It's for Toko, so naturally, it'sWaya.
It takes some time for Waya to figure out what’s changed after Isumi comes back from China. He’d known, of course, that something would change – people don’t just drop everything and run off to another country for weeks without something happening, whether or not they intend it.
But when he comes back, Isumi is just Isumi, and Waya, for all that he’d meant to look for the changes, gets swept up in relief at all the things that are so very much the same.
Things have been so turned around lately, anyway, between Shindou not coming to his games and refusing to talk to Waya about it, and Ochi tromping around looking smug for no reason, and Waya all but feeling sorry for Touya Akira every time yet another match starts with Shindou getting marked as forfeit.
It’s so easy to feel like a constant spectator to all that commotion. Sometimes Waya gets tired just trying to make sense of all he notices – even without crazy Shindou and the drama he so effortlessly calls to himself.
But then Isumi comes back and Isumi, thank goodness, is the same.

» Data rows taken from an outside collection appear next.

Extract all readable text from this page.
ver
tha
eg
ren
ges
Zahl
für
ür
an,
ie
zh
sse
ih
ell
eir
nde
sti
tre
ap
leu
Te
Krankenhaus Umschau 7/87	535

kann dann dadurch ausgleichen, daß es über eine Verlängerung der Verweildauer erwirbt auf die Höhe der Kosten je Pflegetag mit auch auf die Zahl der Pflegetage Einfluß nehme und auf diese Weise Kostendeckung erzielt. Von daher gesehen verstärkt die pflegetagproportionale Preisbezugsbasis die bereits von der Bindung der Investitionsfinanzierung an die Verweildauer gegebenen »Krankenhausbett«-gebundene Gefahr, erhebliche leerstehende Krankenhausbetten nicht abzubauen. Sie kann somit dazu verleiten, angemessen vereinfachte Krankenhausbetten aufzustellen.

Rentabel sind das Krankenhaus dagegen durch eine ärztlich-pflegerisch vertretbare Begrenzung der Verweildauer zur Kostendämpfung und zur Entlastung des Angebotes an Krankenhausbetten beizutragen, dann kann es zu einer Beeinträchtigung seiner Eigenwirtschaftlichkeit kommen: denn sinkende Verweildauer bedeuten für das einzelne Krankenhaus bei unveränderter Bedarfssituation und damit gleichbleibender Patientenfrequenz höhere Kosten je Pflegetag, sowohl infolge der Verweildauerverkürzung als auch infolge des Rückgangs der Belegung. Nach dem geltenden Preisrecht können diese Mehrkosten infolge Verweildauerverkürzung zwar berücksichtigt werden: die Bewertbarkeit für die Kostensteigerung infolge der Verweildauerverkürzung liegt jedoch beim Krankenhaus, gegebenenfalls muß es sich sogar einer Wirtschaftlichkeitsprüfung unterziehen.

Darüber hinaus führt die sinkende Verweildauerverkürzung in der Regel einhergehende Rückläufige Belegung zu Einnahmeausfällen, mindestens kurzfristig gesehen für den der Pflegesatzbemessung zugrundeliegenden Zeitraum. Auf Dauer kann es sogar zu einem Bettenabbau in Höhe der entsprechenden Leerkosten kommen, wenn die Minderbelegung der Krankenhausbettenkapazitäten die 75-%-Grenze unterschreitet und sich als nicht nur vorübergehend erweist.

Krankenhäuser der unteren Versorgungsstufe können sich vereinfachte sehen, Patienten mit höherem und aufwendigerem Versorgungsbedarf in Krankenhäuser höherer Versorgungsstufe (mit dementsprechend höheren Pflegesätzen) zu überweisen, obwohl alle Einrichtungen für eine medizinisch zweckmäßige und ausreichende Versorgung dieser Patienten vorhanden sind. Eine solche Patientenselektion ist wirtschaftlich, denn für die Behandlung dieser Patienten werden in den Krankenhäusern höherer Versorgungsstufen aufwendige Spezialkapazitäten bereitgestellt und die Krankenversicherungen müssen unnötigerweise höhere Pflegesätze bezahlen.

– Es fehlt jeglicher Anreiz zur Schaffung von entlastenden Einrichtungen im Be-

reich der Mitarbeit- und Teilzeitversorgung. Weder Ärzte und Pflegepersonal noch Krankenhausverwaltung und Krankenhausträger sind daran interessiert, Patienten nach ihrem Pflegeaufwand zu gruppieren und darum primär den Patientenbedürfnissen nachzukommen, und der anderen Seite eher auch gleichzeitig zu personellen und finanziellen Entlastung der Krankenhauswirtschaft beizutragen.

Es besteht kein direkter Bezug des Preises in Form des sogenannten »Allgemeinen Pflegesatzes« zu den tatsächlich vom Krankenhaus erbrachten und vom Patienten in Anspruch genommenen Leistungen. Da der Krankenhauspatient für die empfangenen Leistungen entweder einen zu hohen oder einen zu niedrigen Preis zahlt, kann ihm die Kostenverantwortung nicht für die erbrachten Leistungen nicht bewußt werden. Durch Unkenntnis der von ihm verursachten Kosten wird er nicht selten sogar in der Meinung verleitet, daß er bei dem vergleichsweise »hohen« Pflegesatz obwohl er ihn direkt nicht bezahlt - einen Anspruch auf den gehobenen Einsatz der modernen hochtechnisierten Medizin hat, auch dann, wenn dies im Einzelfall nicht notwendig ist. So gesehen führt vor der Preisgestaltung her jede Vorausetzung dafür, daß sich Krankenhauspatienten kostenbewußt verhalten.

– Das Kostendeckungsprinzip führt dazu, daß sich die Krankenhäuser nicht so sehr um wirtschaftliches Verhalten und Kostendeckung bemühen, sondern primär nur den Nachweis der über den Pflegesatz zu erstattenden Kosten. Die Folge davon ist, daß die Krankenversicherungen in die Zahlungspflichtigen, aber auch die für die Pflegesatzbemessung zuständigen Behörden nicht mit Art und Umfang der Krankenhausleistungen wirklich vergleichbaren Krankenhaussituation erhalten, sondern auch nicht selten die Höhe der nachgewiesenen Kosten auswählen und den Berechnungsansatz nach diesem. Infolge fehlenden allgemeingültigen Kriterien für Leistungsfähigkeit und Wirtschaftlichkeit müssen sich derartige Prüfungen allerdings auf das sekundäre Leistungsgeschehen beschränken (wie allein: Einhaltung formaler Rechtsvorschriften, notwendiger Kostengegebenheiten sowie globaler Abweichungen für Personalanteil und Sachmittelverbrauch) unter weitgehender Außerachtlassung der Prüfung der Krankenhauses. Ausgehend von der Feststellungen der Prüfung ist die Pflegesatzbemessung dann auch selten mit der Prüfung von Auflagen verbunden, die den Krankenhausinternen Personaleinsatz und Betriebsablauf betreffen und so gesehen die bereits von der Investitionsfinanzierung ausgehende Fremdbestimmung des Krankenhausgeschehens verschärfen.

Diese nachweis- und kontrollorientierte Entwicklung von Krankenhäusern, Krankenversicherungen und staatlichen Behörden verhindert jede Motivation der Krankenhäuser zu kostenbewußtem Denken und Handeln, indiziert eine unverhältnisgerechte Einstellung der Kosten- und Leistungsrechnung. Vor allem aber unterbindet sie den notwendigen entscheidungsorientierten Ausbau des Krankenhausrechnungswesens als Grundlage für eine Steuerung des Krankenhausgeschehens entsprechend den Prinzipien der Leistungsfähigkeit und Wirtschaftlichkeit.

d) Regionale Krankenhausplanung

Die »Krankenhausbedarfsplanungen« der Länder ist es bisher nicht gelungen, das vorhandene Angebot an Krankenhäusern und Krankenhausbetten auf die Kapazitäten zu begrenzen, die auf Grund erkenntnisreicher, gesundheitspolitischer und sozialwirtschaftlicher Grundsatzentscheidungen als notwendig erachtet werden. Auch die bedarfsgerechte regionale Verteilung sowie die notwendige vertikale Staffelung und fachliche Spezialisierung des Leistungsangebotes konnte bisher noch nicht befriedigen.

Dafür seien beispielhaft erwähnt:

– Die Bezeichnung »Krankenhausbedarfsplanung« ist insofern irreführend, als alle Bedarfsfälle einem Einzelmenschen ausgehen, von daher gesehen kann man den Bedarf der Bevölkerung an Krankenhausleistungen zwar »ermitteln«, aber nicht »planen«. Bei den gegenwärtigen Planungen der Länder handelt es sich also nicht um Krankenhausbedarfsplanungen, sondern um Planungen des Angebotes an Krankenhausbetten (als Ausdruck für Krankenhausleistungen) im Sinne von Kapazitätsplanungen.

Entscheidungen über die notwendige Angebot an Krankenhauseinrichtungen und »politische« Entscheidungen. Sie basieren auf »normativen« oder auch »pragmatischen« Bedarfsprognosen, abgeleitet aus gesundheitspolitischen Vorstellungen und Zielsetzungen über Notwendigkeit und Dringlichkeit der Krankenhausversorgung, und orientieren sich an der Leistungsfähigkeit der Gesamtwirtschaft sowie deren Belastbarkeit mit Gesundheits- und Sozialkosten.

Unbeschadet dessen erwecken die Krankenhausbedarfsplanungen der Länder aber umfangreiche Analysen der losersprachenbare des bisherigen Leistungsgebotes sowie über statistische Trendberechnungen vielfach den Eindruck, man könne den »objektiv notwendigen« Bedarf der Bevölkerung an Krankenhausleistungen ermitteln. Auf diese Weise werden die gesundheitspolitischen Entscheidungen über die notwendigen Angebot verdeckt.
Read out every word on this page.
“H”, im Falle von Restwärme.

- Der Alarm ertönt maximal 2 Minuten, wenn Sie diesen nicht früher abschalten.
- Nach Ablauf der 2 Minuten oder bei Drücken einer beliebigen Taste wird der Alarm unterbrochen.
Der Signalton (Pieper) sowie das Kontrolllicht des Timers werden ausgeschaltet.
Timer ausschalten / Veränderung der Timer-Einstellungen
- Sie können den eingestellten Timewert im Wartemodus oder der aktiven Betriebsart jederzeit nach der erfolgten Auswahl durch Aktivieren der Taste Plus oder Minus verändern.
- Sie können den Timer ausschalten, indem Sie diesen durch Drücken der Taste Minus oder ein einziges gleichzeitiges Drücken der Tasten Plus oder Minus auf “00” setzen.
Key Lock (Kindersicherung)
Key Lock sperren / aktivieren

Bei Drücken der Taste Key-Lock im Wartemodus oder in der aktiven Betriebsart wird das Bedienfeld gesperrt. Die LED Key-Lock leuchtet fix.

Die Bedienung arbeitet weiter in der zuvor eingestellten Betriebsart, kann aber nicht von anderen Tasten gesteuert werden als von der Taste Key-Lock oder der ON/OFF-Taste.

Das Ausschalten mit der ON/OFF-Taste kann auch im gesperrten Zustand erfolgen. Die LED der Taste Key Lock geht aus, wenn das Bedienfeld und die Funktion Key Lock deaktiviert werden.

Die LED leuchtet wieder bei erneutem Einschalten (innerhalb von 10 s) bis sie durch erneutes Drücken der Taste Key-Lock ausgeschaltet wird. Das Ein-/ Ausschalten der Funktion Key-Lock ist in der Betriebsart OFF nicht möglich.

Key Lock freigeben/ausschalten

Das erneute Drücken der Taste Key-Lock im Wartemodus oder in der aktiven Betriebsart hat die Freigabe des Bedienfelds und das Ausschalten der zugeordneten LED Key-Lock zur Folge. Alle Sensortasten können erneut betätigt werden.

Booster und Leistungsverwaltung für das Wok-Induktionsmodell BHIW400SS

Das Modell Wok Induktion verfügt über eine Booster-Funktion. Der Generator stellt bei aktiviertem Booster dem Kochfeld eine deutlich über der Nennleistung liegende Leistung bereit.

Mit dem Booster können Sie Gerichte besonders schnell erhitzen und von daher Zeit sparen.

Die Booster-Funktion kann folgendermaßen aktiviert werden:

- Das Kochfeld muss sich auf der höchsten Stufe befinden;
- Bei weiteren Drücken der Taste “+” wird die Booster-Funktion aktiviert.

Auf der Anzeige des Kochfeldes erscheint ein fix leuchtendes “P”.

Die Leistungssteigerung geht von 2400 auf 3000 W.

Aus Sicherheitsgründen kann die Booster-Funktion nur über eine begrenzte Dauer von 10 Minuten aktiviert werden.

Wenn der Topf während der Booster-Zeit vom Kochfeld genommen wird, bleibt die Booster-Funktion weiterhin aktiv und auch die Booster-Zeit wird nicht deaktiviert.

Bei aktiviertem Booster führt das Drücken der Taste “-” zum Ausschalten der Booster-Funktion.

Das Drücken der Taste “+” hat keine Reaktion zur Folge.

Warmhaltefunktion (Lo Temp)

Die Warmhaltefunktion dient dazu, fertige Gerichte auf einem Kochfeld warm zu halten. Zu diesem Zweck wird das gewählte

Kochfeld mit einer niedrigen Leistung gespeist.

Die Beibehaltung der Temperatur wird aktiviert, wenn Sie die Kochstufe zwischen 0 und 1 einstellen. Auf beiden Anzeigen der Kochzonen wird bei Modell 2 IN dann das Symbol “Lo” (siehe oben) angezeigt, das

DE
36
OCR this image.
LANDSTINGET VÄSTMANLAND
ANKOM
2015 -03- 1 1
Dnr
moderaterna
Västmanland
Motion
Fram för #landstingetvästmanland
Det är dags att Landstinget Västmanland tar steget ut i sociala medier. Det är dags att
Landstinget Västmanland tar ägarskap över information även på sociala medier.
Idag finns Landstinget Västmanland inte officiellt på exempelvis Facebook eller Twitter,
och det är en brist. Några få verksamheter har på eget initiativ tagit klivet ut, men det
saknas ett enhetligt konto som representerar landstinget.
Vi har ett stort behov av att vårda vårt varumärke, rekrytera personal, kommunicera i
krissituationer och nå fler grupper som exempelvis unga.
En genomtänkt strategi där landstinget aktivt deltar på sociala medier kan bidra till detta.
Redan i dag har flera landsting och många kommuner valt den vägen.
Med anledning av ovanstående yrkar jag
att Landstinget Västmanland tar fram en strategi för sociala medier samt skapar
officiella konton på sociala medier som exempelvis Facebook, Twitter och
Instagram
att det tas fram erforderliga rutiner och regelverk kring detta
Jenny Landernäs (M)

Waya’s not hurt at the frequent references to China, to all these new people in Isumi’s life – not really. It’s not like Waya is Isumi’s only friend, or even his best friend. If anybody has that weird honor, it’s Shindou, the guy who hasn’t spoken to him in a month. Ochi only notices him anymore to talk about beating Isumi again or gloat about Shindou being gone; even the first words out of Morishita-sensei’s mouth every week are, “So, what’s up with that friend of yours, he still missing games?”
So it’s easy to forgive Isumi for telling Waya how much he looks like some shrimp kid back in China, or lapsing into a tale he’s already told about the greatness of Chinese Go, how it taught him to be disciplined and face his fears.
Waya watches Isumi work his two hands together, and doesn’t answer with, I could have taught you all those things if you’d only been paying attention.
Isumi only asks about Shindou the one time.
When Shindou comes back, finally, and Waya realizes he’ll never know any more about it than when Shindou first disappeared, it’s nice not to have to hash it out again. Isumi just smiles and says, “Yeah, I heard,” when Waya asks. They eat lunch together in relative silence, and it’s nice, for once, not to be in everyone else’s business.
Then he watches Isumi play his first match since his return.
It’s not that Isumi’s anything but amazing, just like Waya always knew he would be, just like Waya always knew he always was. But it’s different – and something that’s been niggling around the edges of Waya’s brain all these weeks snaps into place.
He wishes for the first time ever that he didn’t notice quite as much as he does.
After the match they head back to Isumi’s place. Isumi’s going to cook some rice dish Waya’s never heard of that he learned to make in China. Waya wishes that sounded more like ‘dinner at my place,’ and less like Isumi playing mother hen to anyone who’ll let him.
“You’ve really grown up,” he says. He tries to pass it off as a joke, as something teasing and non-accusatory. He doesn’t quite pull it off, and Isumi freezes and looks at him, dead at him, like they’re not both jostling around on the train.
“You’re becoming an adult too, you know,” he says. Waya notes the carefully placed inflection, the lack of emphasis on the word ‘becoming.’ It strikes him that ‘adult’ is such an adult word. He turns and looks at all the other people on the train and tries to work out a way to say what he means – a way to say ‘don’t move on without me’ in adult language.
He settles for gruff laughter. “How would you know?”
When he looks back Isumi’s face is dark, almost carefully blank. He’d looked like that during his match earlier. He’d looked like that, just for a moment, when Waya told him about the missed matches.
He’d only asked once, and Shindou had come back.
“I’d know,” Isumi says slowly, and Waya is short of air suddenly, because no one ever sounds like this with Waya – no one’s ever been like Isumi.
Who is slipping his fingers around Waya’s.
“Because I’ve been waiting for you to,” Isumi ends – and his voice, rich and calm, floods Waya with the realization of why no one’s ever been like Isumi. And then Isumi carefully leans into him, and the last thing Waya thinks beforehand is: hey. I know how this story goes.
And if his story involves getting felt up by a grown man on the Shibuya express, well. Waya's never needed his happy endings to be particularly profound.